What key elements are required in software for virtualised networks, and are we there with this today or is there work to do?
Software in the 5G era must support distributed architectures well. This is the biggest challenge to achieving the scale and scope of ambition required. The variety of 5G deployments is staggering. It encompasses solutions for massive IoT, densification of networks, and ultra-low latency. It involves isolation of network slices as well as edge-based components. Microservices based functions must be independently scalable, and API first design should eliminate vendor lock-in. Software application vendors have a lot of work to do to design and develop solutions to support these needs. At the same time, agility and performance remain paramount while addressing these goals. Lastly, the technology is nascent from the Cloud Native Computing Foundation industry. While platform independence is paramount, we must have more mature solutions and support from the tools vendors to achieve success at scale.

Will virtualisation shake-up the traditional equipment vendor market, or are they well prepared for any shift in business model?
There’s a big shake up underway. The largest network equipment manufacturers were partly responsible for stifling success in the previous era, where proprietary NFV solutions didn’t provide operators the cost reductions, efficiency, or vendor independence that was promised. The industry as a community has finally made some tough decisions with 5G, and in the Linux Foundation. Our challenge is to innovate or become the dumb pipe that’s been feared. Open architectures and increased use of web-scale principles mean that the opportunity is there for the next tier of network software application vendors to thrive. It also means greater opportunities for vendors like AWS, Microsoft, Google, Dell, and VMware. Ultimately, it improves the competitiveness of the operator community and enables 5G to become a commercial success with new business models that will differ greatly from those that came before.

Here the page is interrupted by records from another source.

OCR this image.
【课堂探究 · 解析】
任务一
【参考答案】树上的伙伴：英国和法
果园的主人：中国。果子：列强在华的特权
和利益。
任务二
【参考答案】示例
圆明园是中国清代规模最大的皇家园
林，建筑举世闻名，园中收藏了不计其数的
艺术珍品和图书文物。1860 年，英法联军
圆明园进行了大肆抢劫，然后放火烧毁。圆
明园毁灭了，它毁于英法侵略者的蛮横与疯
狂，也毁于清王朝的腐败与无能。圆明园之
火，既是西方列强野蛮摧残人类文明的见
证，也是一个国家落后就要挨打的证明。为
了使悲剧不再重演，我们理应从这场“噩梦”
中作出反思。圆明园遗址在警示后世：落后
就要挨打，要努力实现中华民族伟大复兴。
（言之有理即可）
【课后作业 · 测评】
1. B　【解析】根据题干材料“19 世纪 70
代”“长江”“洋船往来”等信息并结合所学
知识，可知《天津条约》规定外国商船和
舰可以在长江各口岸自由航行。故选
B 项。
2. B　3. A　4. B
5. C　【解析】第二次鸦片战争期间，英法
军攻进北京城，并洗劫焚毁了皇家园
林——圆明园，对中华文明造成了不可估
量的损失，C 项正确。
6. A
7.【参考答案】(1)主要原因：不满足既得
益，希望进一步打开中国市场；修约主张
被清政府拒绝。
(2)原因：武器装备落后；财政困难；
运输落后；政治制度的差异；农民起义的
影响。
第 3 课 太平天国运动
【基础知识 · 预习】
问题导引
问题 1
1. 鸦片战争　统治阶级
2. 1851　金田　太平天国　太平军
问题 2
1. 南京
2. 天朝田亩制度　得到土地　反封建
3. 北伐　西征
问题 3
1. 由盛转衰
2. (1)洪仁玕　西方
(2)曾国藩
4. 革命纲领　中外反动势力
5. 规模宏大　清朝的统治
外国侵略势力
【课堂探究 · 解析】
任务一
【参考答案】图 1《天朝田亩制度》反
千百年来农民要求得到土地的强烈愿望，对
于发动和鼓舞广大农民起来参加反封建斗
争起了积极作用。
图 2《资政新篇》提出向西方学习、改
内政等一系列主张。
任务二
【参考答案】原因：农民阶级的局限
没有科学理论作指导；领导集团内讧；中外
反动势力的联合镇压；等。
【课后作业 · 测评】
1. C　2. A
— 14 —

What does 2020 hold for the industry?
IoT and Mixed Reality (MR) have been on the rise, along with improved opportunities for service providers to collaborate with enterprises. With the 5G packet core finally becoming a reality in 2020, this is the time for a pivot towards services like these, and a dizzying array of other services and business models yet to emerge.

I look forward to seeing an expanded maturity as new emerging devices become more mainstream, networks become more like services, and lines blur further between telco and other industries.

This article was originally due to appear in the MWC20 Barcelona Show Daily newspapers as part of our conference speaker coverage. Due to the cancellation of the event we are instead publishing them online.